All of the men Carter mentioned suffered from CTE, a neurodegenerative disease linked to bruising hits on the football field.
Carter, who noted he didn’t suffer “any recorded concussions” during his 16 years as a wide receiver in the NFL, added that while he hasn’t experienced any CTE symptoms, he is still scared he may have the disease, which can only be diagnosed after death.
“I would say there is some type of fear,” he said, citing a July study conducted by Boston University’s CTE Center (which also performed the examination of Hernandez’s brain) that found, of 112 brains donated by former NFL players, 111 showed signs of CTE.
“[There’s a] fear of the unknown,” he added.
Despite it all, Carter said he wouldn’t undo his decision to dedicate his life to football, had any information about CTE been available when he was younger.

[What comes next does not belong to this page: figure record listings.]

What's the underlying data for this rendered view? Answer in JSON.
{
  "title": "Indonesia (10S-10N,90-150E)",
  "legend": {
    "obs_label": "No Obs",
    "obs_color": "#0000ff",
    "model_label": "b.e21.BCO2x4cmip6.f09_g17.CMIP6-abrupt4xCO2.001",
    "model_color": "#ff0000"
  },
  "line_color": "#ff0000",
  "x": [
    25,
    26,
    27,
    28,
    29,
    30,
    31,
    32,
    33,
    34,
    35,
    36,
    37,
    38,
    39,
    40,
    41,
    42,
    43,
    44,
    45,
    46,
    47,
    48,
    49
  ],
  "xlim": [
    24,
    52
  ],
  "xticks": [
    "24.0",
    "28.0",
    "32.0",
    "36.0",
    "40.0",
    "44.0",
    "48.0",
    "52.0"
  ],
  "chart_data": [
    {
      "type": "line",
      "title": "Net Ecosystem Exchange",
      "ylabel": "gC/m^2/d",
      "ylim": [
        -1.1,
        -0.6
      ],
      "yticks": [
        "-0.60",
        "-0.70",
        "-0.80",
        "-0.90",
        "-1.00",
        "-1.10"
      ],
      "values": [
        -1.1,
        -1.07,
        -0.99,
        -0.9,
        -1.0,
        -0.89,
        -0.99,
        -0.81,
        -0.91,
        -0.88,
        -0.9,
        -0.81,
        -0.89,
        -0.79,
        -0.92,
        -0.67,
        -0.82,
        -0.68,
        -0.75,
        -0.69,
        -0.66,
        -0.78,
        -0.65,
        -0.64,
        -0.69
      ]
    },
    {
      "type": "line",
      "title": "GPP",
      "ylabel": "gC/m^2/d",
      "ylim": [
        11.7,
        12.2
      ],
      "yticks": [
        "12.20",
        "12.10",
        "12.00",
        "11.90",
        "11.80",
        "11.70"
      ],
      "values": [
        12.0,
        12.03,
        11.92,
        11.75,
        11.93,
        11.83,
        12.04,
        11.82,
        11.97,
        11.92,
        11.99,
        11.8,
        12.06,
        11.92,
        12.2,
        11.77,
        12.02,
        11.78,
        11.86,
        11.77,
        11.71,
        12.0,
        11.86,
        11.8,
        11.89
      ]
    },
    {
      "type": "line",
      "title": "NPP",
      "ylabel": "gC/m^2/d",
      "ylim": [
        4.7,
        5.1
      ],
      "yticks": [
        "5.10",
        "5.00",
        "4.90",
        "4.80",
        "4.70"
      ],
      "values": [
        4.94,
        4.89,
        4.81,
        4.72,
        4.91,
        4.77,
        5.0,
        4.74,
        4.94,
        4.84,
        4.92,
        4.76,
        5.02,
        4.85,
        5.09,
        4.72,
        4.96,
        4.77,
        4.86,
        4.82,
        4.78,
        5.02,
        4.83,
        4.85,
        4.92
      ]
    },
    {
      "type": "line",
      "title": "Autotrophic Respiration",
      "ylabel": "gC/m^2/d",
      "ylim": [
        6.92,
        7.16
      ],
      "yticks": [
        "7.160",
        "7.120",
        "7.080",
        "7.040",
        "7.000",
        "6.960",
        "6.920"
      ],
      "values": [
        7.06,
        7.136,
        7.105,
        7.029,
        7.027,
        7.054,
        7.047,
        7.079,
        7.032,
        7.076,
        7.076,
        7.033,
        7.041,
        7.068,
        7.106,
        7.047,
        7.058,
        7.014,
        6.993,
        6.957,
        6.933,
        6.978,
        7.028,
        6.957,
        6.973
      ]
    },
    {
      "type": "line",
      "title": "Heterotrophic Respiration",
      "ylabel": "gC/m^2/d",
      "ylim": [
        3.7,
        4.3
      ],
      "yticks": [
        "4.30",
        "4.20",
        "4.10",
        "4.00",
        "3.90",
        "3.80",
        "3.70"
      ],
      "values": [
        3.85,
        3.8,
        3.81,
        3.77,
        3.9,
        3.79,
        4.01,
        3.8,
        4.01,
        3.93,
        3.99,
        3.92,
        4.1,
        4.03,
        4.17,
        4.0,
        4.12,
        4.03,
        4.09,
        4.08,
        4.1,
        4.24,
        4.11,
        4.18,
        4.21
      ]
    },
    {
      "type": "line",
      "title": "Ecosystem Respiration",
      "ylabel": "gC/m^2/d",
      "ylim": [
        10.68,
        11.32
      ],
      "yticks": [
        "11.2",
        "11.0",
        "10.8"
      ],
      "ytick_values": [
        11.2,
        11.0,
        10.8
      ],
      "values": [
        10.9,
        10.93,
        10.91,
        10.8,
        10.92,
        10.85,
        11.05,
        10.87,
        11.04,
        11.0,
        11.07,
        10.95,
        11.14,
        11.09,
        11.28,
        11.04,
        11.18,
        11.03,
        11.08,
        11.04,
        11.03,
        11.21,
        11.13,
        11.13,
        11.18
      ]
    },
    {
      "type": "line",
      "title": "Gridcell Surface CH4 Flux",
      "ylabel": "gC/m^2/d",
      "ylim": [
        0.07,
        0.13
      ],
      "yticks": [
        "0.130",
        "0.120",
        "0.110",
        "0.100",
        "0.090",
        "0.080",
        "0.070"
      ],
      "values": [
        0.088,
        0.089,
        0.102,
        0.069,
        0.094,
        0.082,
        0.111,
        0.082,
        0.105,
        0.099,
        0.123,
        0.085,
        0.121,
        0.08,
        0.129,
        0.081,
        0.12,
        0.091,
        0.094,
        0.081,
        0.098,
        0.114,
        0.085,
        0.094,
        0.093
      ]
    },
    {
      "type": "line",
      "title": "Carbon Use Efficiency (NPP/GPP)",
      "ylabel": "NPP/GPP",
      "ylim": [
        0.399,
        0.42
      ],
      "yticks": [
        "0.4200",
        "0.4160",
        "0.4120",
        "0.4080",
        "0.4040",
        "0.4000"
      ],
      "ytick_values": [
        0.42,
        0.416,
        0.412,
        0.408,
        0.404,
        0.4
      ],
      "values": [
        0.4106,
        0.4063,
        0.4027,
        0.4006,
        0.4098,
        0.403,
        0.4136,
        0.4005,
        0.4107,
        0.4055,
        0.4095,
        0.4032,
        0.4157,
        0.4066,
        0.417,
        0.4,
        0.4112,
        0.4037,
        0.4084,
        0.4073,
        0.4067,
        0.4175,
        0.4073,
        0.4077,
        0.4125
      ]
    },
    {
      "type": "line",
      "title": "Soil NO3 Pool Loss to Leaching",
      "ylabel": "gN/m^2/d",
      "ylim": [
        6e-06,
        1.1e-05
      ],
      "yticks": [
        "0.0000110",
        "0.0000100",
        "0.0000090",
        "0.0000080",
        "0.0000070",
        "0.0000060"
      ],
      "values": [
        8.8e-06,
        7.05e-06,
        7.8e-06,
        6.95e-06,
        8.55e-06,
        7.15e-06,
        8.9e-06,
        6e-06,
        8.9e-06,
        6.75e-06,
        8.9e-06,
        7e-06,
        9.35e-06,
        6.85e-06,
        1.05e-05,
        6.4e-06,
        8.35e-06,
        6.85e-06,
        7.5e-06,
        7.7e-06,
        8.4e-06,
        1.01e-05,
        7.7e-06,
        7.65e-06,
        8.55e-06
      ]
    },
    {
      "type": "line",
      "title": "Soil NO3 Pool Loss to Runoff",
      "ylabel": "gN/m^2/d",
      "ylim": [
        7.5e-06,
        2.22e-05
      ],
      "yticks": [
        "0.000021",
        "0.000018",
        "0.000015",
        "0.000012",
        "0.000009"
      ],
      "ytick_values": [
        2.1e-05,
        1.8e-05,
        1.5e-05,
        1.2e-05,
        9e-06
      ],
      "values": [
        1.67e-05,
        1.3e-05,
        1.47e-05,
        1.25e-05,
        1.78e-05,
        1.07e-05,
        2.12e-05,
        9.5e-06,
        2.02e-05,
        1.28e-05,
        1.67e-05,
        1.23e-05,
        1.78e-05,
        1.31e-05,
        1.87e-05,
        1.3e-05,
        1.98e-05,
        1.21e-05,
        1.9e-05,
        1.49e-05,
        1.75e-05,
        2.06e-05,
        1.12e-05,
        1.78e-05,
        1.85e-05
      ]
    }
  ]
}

“I wouldn’t change a thing,” he said. “Football gave me a sense of purpose. It gave me a sense of me. There’s not a whole bunch of options in America for a black man. But sports gives you that opportunity. … So where would my life be without football? I don’t know. And I hate to think about. … So for me, I still encourage young people. The game is safer now than it’s ever been.”
“I hope the rest of my life works out well,” he added, “but I’m willing to suffer the consequences of what it’s done for me.”